Subaru a démocratisé la voiture de sport

Mais la WRX STI se moque des quolibets. Et certains de ceux qui croisent ses quatre sorties d’échappement et ses ailes élargies savent, et lancent un sourire entendu à son propriétaire. Car c’est une Sub, pas vraiment une voiture. Surtout pas un engin pragmatique pour rallier le plus confortablement du monde un point A à un point B. Suffit de s’installer à bord et de mettre en marche le quatre cylindres turbo à plat pour être aussitôt transporté dans une autre dimension. Et une autre époque où elle s’appelait Impreza, où elle était forcément bleue, avec des jantes forcément dorées. Dans ces années 90 là, les pilotes du dimanche s’élançaient à son bord dans les lacets cévenoles et se prenaient pour Colin McRae qui venait d’arracher le championnat du monde des rallyes à son volant. En plus, comme la bête avait quatre portes, les gentlemen drivers des lampions pouvaient impressionner les jeunes filles en les déposant au bal du coin. Car Subaru, trente ans après Alfa Romeo, avait démocratisé la voiture de sport. Elle offrait une puissance de Porsche pour un budget de Coccinelle. Ou presque.

Test  Subaru WRX STI
En plus, comme la bête avait quatre portes, les gentlemen drivers des lampions pouvaient impressionner les jeunes filles en les déposant au bal du coin.

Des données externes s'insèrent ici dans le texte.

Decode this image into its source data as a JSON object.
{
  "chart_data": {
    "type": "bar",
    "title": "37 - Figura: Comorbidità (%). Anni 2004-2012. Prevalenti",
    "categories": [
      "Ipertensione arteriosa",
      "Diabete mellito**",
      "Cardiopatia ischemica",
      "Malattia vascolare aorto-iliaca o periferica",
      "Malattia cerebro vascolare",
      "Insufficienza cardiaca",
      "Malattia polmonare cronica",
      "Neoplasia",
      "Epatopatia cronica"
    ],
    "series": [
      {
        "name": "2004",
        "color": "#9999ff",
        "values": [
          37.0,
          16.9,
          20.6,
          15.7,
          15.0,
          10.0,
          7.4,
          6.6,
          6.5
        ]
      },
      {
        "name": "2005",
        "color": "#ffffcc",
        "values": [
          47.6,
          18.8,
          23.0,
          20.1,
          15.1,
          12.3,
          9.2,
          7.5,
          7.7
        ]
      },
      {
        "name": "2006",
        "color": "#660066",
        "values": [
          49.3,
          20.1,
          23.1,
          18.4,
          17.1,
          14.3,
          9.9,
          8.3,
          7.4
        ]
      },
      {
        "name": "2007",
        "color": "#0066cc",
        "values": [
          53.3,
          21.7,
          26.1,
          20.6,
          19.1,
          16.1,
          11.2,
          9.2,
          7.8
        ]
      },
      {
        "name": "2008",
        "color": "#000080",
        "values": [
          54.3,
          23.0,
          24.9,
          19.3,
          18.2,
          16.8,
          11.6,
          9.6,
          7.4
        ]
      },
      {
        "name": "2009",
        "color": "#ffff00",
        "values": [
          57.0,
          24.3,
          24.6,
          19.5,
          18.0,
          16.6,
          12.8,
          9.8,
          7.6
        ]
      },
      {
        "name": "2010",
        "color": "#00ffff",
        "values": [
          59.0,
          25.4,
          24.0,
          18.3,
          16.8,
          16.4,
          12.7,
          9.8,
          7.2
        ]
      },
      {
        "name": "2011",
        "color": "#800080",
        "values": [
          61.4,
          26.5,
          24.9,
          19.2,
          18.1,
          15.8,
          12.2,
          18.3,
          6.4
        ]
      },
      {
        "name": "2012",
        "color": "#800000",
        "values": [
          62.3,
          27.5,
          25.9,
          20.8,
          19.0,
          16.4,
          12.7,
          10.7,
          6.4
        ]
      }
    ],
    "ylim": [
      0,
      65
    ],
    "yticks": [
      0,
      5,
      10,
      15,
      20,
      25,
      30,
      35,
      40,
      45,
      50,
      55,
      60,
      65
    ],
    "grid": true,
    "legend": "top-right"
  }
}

Le plaisir sans l’accessoire

Aujourd’hui, les jantes ne sont plus dorées et la Sub ne s’appelle plus Impreza. Mais le mythe a la vie aussi dure que les suspensions de l’engin. Et son prix, à 39000 euros est resté imbattable. Son bloc de 305 ch s’envole toujours dans les tours. Sa consommation dépasse toujours, et largement, les 10L/100km, si l’on tente d’enchaîner ces petits virages cévenoles a des allures répréhensibles. Car si la maréchaussée les interdit, le moteur plutôt généreux, le poids plutôt chiche et les quatre roues motrices l’autorisent. Ils encouragent même le plus calme des conducteurs à souder la pédale d’accélérateur au plancher. Le tout au milieu d’une bourrasque de bruits aérodynamiques, dont les concepteurs de l’auto n’a même pas envisagé qu’elle pouvait nuire à son succès. Comme ils n’ont pas du tout pensé qu’une planche de bord agréable et bien équipée pouvait contribuer à améliorer les ventes. Car à bord de la Sub, la clim date d’un autre siècle et le GPS n’est pas disponible, même en option. L’autoradio ? Il est à sa place, mais il est totalement inutile, étant donné le boucan qui envahit l’habitacle. Mais l’essentiel n’est pas dans l’artifice de l’équipement, les détails embarrassants et un design encombrant. Il est au cœur de cette auto qui cultive l’essentiel : le plaisir sans l’accessoire.